Holman, William (DNB00)
HOLMAN, WILLIAM (d. 1730), antiquary, was a congregational minister at Stepney, Middlesex, whence he was transferred to Halstead, Essex, in 1700. During the last twenty years of his life he diligently collected materials for a history of Essex, and visited personally every town and village in the county (Gough, British Topography, i. 343). He also made large extracts from Thomas Jekyll’s Essex collections, filling, according to Morant, ‘above four hundred’ volumes. He died suddenly in the porch of Colne Engaine Church, Essex, on 4 Nov. 1730 (Davies, Evangelical Nonconformity in Essex, p. 403).
The subsequent history of Holman’s manuscripts is very confused. Gough asserts (ib. i. 370) that Holman’s papers after his death were sold by his son, a draper at Sudbury, Suffolk, and that Nathaniel Salmon (author of the “History of Essex,” published in 1740) bought them in 1739, and afterwards sold part to Anthony Allen, master in chancery, from whom they are supposed to have come to John Booth, F.S.A. But from a document preserved in the Colchester Museum it appears that Holman himself sold his manuscripts to the vicar of Halstead, and Morant, who was then curate there, was a witness of the sale. In another place (ib. i. 344) Gough says that Holman’s papers came into Dr. Richard Rawlinson’s hands, and were left by him in I785 to the Bodleian Library. This statement is also erroneous, for Morant, in a letter to Gough. dated 5 Sept. 1769, tells him that Rawlinson bought only the ‘refuse’ of Holman's manuscripts (Nichols, Lit. Anecd. ii, 705), and very few of Holman’s notes are now among the Rawlinson MSS. Morant, by his own account, had in his possession the larger mass of Holman’s papers, from which he derived by far the most valuable part of his volumes. They afterwards became the property of the Hills of Earl’s Colne, near Halstead, who were related to Morant. About twenty to twenty-five volumes were presented to the corporation of Colchester by the father of the present representative of the family, and are now in the museum there.

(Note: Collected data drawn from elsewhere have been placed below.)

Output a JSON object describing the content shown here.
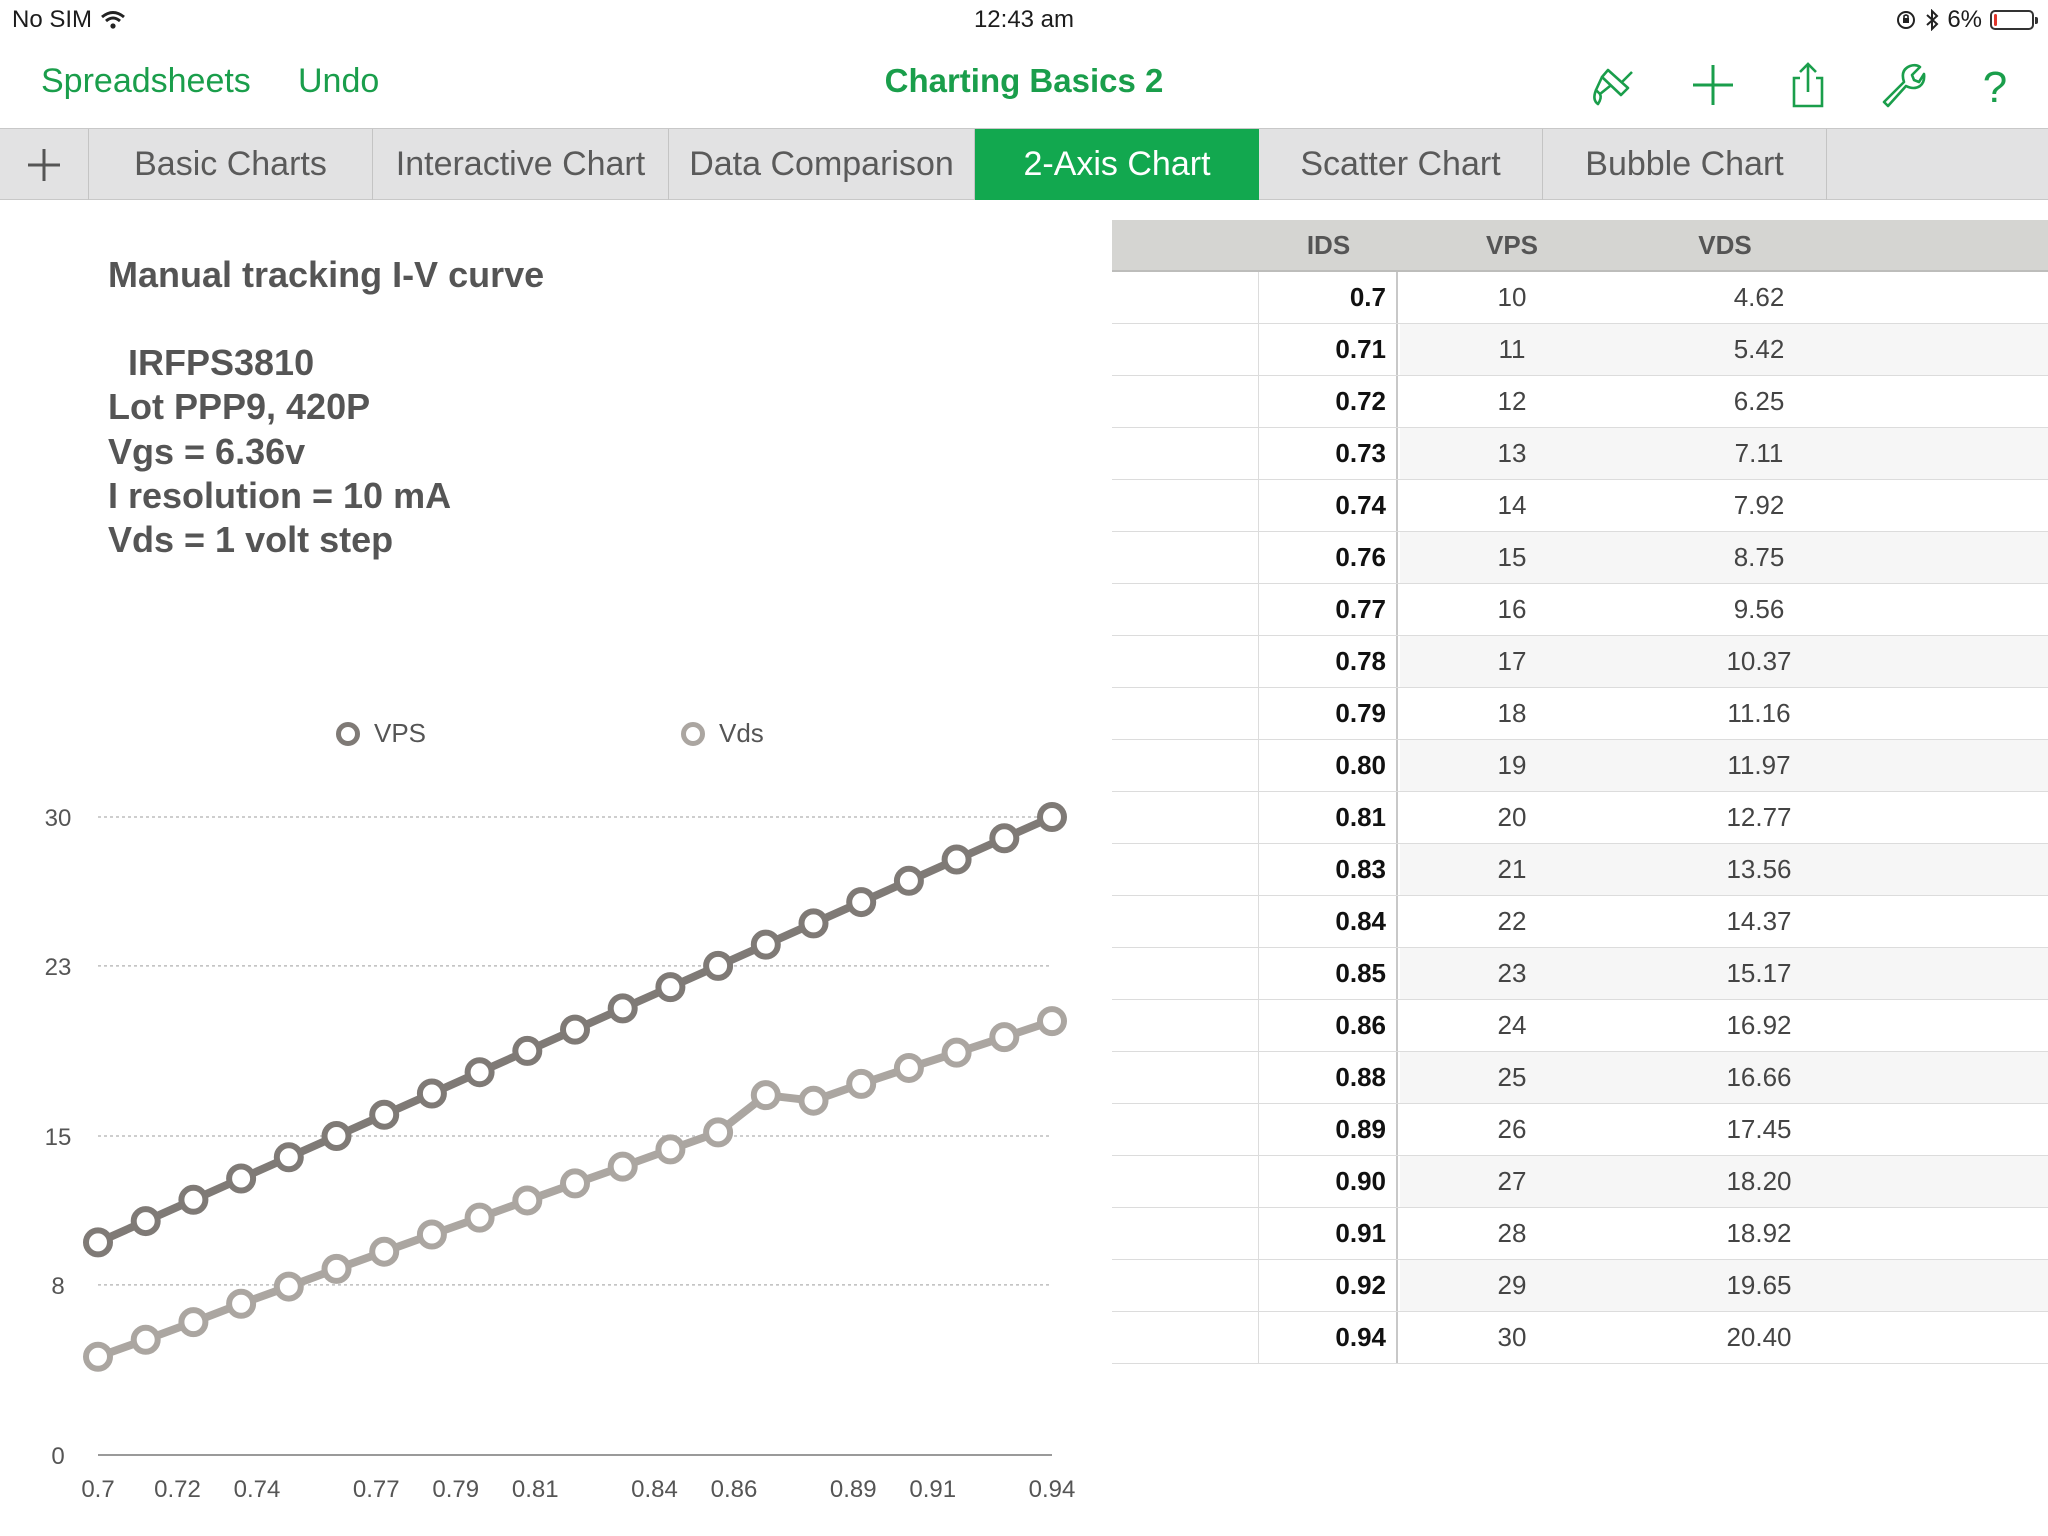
{
  "status": {
    "carrier": "No SIM",
    "time": "12:43 am",
    "battery": "6%",
    "battery_level": 0.06
  },
  "toolbar": {
    "spreadsheets": "Spreadsheets",
    "undo": "Undo",
    "title": "Charting Basics 2",
    "icons": [
      "paintbrush-icon",
      "plus-icon",
      "share-icon",
      "wrench-icon",
      "help-icon"
    ],
    "help_glyph": "?"
  },
  "tabs": [
    {
      "label": "Basic Charts",
      "active": false
    },
    {
      "label": "Interactive Chart",
      "active": false
    },
    {
      "label": "Data Comparison",
      "active": false
    },
    {
      "label": "2-Axis Chart",
      "active": true
    },
    {
      "label": "Scatter Chart",
      "active": false
    },
    {
      "label": "Bubble Chart",
      "active": false
    }
  ],
  "notes": {
    "title": "Manual tracking I-V curve",
    "part": "IRFPS3810",
    "lot": "Lot PPP9, 420P",
    "vgs": "Vgs = 6.36v",
    "resolution": "I resolution = 10 mA",
    "vds": "Vds = 1 volt step"
  },
  "colors": {
    "accent": "#12a84f",
    "link": "#1a9e4b",
    "series_vps": "#7f7a76",
    "series_vds": "#aba6a1"
  },
  "table": {
    "headers": [
      "IDS",
      "VPS",
      "VDS"
    ],
    "rows": [
      [
        "0.7",
        "10",
        "4.62"
      ],
      [
        "0.71",
        "11",
        "5.42"
      ],
      [
        "0.72",
        "12",
        "6.25"
      ],
      [
        "0.73",
        "13",
        "7.11"
      ],
      [
        "0.74",
        "14",
        "7.92"
      ],
      [
        "0.76",
        "15",
        "8.75"
      ],
      [
        "0.77",
        "16",
        "9.56"
      ],
      [
        "0.78",
        "17",
        "10.37"
      ],
      [
        "0.79",
        "18",
        "11.16"
      ],
      [
        "0.80",
        "19",
        "11.97"
      ],
      [
        "0.81",
        "20",
        "12.77"
      ],
      [
        "0.83",
        "21",
        "13.56"
      ],
      [
        "0.84",
        "22",
        "14.37"
      ],
      [
        "0.85",
        "23",
        "15.17"
      ],
      [
        "0.86",
        "24",
        "16.92"
      ],
      [
        "0.88",
        "25",
        "16.66"
      ],
      [
        "0.89",
        "26",
        "17.45"
      ],
      [
        "0.90",
        "27",
        "18.20"
      ],
      [
        "0.91",
        "28",
        "18.92"
      ],
      [
        "0.92",
        "29",
        "19.65"
      ],
      [
        "0.94",
        "30",
        "20.40"
      ]
    ]
  },
  "chart_data": {
    "type": "line",
    "x": [
      "0.7",
      "0.71",
      "0.72",
      "0.73",
      "0.74",
      "0.76",
      "0.77",
      "0.78",
      "0.79",
      "0.80",
      "0.81",
      "0.83",
      "0.84",
      "0.85",
      "0.86",
      "0.88",
      "0.89",
      "0.90",
      "0.91",
      "0.92",
      "0.94"
    ],
    "x_tick_labels": [
      "0.7",
      "0.72",
      "0.74",
      "0.77",
      "0.79",
      "0.81",
      "0.84",
      "0.86",
      "0.89",
      "0.91",
      "0.94"
    ],
    "y_ticks": [
      "0",
      "8",
      "15",
      "23",
      "30"
    ],
    "ylim": [
      0,
      30
    ],
    "legend_position": "top",
    "grid": true,
    "series": [
      {
        "name": "VPS",
        "values": [
          10,
          11,
          12,
          13,
          14,
          15,
          16,
          17,
          18,
          19,
          20,
          21,
          22,
          23,
          24,
          25,
          26,
          27,
          28,
          29,
          30
        ]
      },
      {
        "name": "Vds",
        "values": [
          4.62,
          5.42,
          6.25,
          7.11,
          7.92,
          8.75,
          9.56,
          10.37,
          11.16,
          11.97,
          12.77,
          13.56,
          14.37,
          15.17,
          16.92,
          16.66,
          17.45,
          18.2,
          18.92,
          19.65,
          20.4
        ]
      }
    ]
  }
}
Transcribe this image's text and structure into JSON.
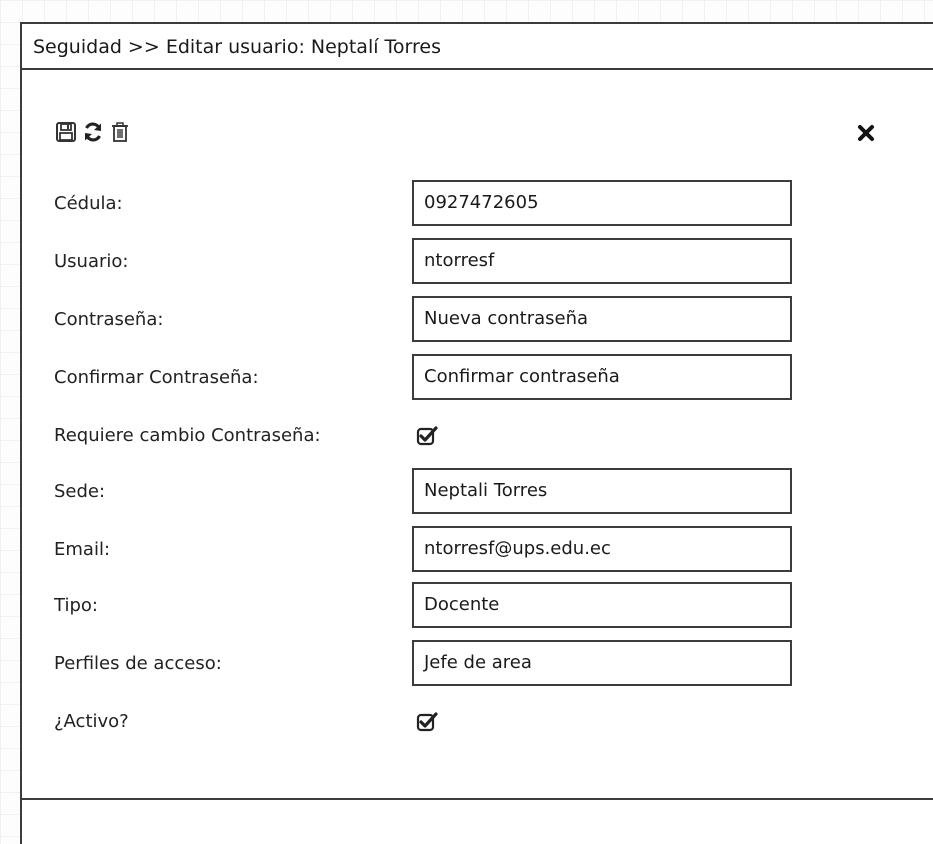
{
  "header": {
    "title": "Seguidad >> Editar usuario: Neptalí Torres"
  },
  "toolbar": {
    "icons": [
      "save-icon",
      "refresh-icon",
      "trash-icon"
    ],
    "close_icon": "close-icon"
  },
  "form": {
    "cedula": {
      "label": "Cédula:",
      "value": "0927472605"
    },
    "usuario": {
      "label": "Usuario:",
      "value": "ntorresf"
    },
    "contrasena": {
      "label": "Contraseña:",
      "value": "Nueva contraseña"
    },
    "confirmar": {
      "label": "Confirmar Contraseña:",
      "value": "Confirmar contraseña"
    },
    "requiere_cambio": {
      "label": "Requiere cambio Contraseña:",
      "checked": true
    },
    "sede": {
      "label": "Sede:",
      "value": "Neptali Torres"
    },
    "email": {
      "label": "Email:",
      "value": "ntorresf@ups.edu.ec"
    },
    "tipo": {
      "label": "Tipo:",
      "value": "Docente"
    },
    "perfiles": {
      "label": "Perfiles de acceso:",
      "value": "Jefe de area"
    },
    "activo": {
      "label": "¿Activo?",
      "checked": true
    }
  },
  "colors": {
    "border": "#3c3c3c",
    "text": "#222222",
    "background": "#ffffff"
  }
}
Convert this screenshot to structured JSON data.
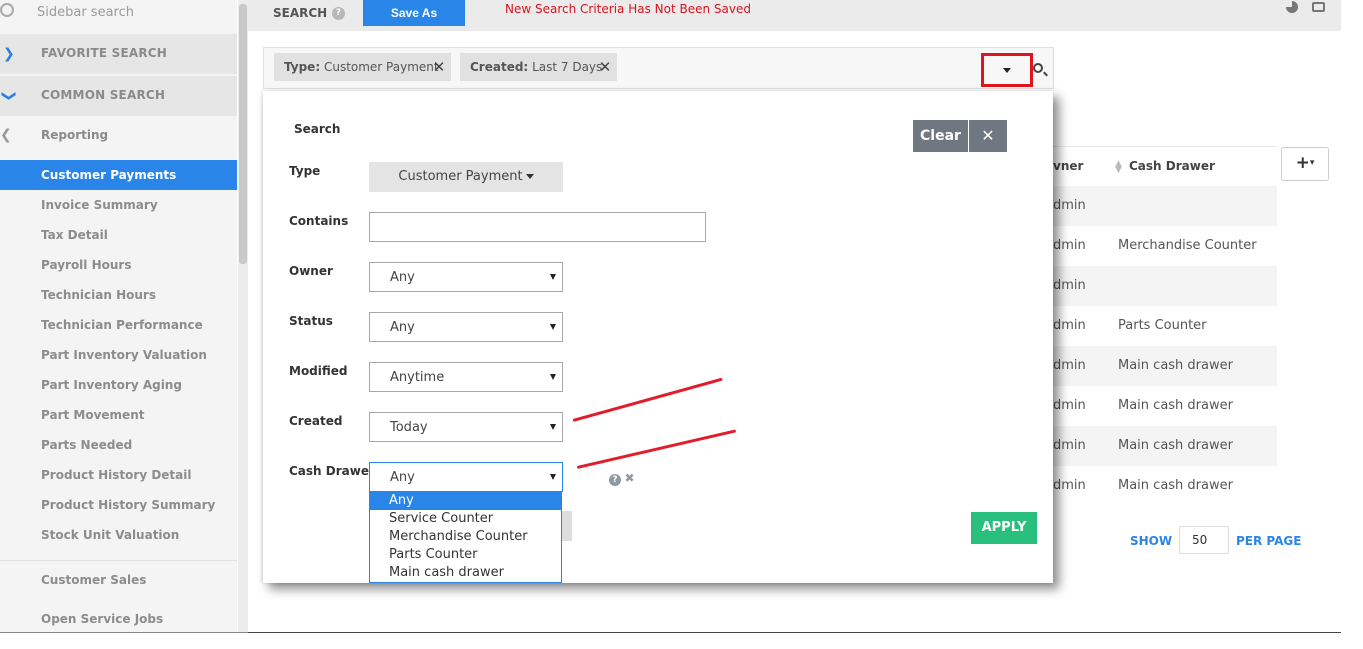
{
  "sidebar": {
    "search_placeholder": "Sidebar search",
    "favorite_search": "FAVORITE SEARCH",
    "common_search": "COMMON SEARCH",
    "reporting": "Reporting",
    "items": [
      {
        "label": "Customer Payments",
        "active": true
      },
      {
        "label": "Invoice Summary"
      },
      {
        "label": "Tax Detail"
      },
      {
        "label": "Payroll Hours"
      },
      {
        "label": "Technician Hours"
      },
      {
        "label": "Technician Performance"
      },
      {
        "label": "Part Inventory Valuation"
      },
      {
        "label": "Part Inventory Aging"
      },
      {
        "label": "Part Movement"
      },
      {
        "label": "Parts Needed"
      },
      {
        "label": "Product History Detail"
      },
      {
        "label": "Product History Summary"
      },
      {
        "label": "Stock Unit Valuation"
      }
    ],
    "customer_sales": "Customer Sales",
    "open_service_jobs": "Open Service Jobs"
  },
  "topbar": {
    "title": "SEARCH",
    "help": "?",
    "save_as": "Save As",
    "warning": "New Search Criteria Has Not Been Saved"
  },
  "filters": {
    "chip1_key": "Type:",
    "chip1_value": "Customer Payment",
    "chip2_key": "Created:",
    "chip2_value": "Last 7 Days",
    "remove": "✕"
  },
  "panel": {
    "title": "Search",
    "clear": "Clear",
    "close": "✕",
    "apply": "APPLY",
    "labels": {
      "type": "Type",
      "contains": "Contains",
      "owner": "Owner",
      "status": "Status",
      "modified": "Modified",
      "created": "Created",
      "cash_drawer": "Cash Drawer"
    },
    "type_value": "Customer Payment",
    "contains_value": "",
    "owner_value": "Any",
    "status_value": "Any",
    "modified_value": "Anytime",
    "created_value": "Today",
    "cash_drawer_value": "Any",
    "cash_drawer_options": [
      "Any",
      "Service Counter",
      "Merchandise Counter",
      "Parts Counter",
      "Main cash drawer"
    ]
  },
  "table": {
    "columns": [
      "vner",
      "Cash Drawer"
    ],
    "rows": [
      {
        "owner": "dmin",
        "cash_drawer": ""
      },
      {
        "owner": "dmin",
        "cash_drawer": "Merchandise Counter"
      },
      {
        "owner": "dmin",
        "cash_drawer": ""
      },
      {
        "owner": "dmin",
        "cash_drawer": "Parts Counter"
      },
      {
        "owner": "dmin",
        "cash_drawer": "Main cash drawer"
      },
      {
        "owner": "dmin",
        "cash_drawer": "Main cash drawer"
      },
      {
        "owner": "dmin",
        "cash_drawer": "Main cash drawer"
      },
      {
        "owner": "dmin",
        "cash_drawer": "Main cash drawer"
      }
    ]
  },
  "pagination": {
    "show": "SHOW",
    "per_page_value": "50",
    "per_page": "PER PAGE"
  },
  "colors": {
    "accent": "#2a85e8",
    "warning": "#d8141d",
    "apply": "#28c07c",
    "annotation": "#e21c2a"
  }
}
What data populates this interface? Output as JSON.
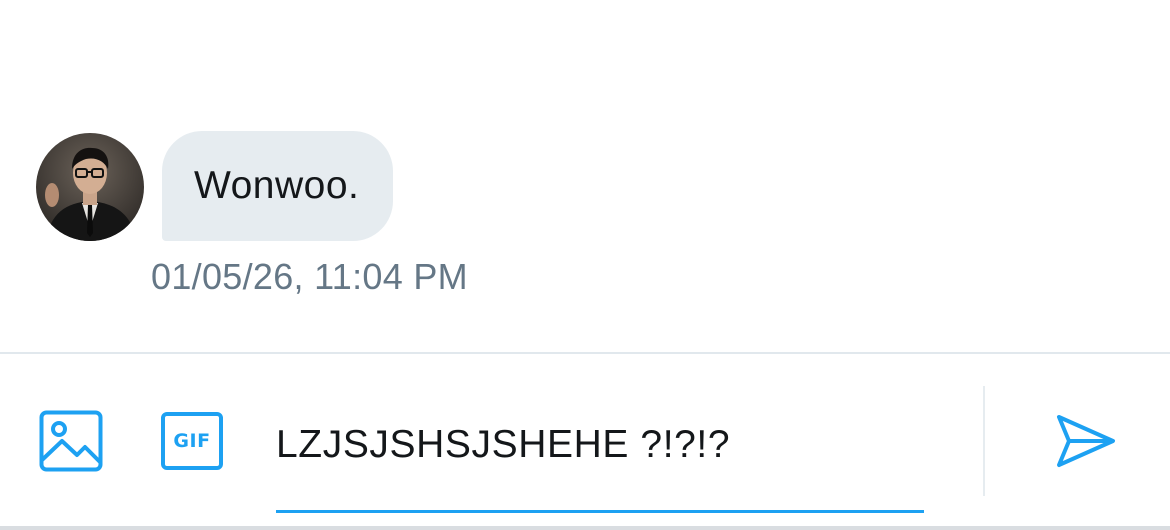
{
  "conversation": {
    "messages": [
      {
        "sender": "other",
        "text": "Wonwoo.",
        "timestamp": "01/05/26, 11:04 PM",
        "avatar_icon": "user-photo-avatar"
      }
    ]
  },
  "composer": {
    "input_value": "LZJSJSHSJSHEHE ?!?!?",
    "media_icon": "image-icon",
    "gif_label": "GIF",
    "send_icon": "send-icon"
  },
  "colors": {
    "accent": "#1da1f2",
    "bubble_bg": "#e6ecf0",
    "text": "#14171a",
    "timestamp": "#657786",
    "divider": "#e1e8ed"
  }
}
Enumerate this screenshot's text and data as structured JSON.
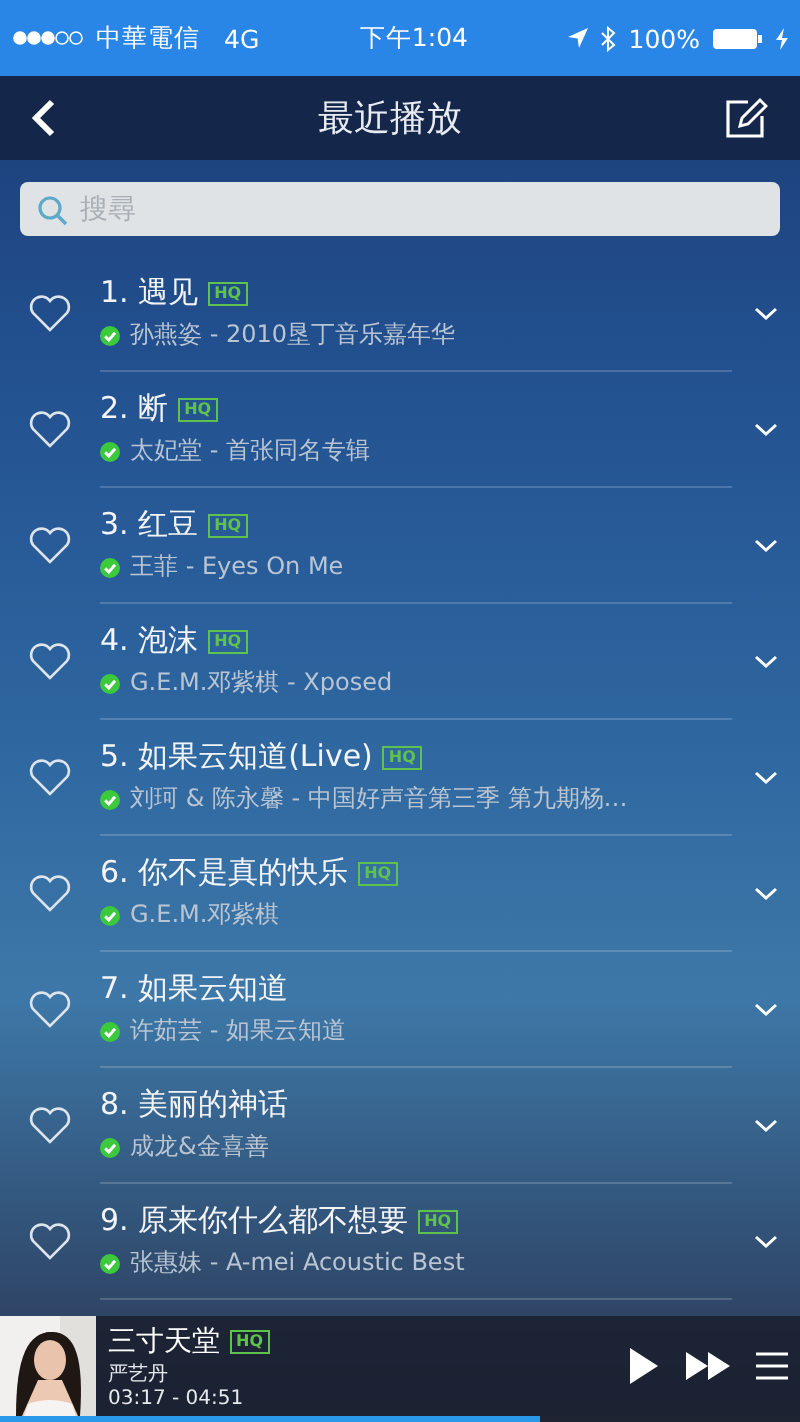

Holman also compiled in 1715 an ‘exact catalogue’ of the Jekyll MSS., which afterwards belonged to the Anstises, and subsequently came to the library of All Souls’ College, Oxford, where it now is, No. 297. A copy is in the British Museum, Egerton MS. 2832, f. 183.
[Notes kindly supplied br the Rev. C. L. Acland; Trans. of Essex Archaeol. Soc. ii. 152-3; Morant’s Essex (Preface); Brit. Mus. Addit. MS. 5811, f. 20.]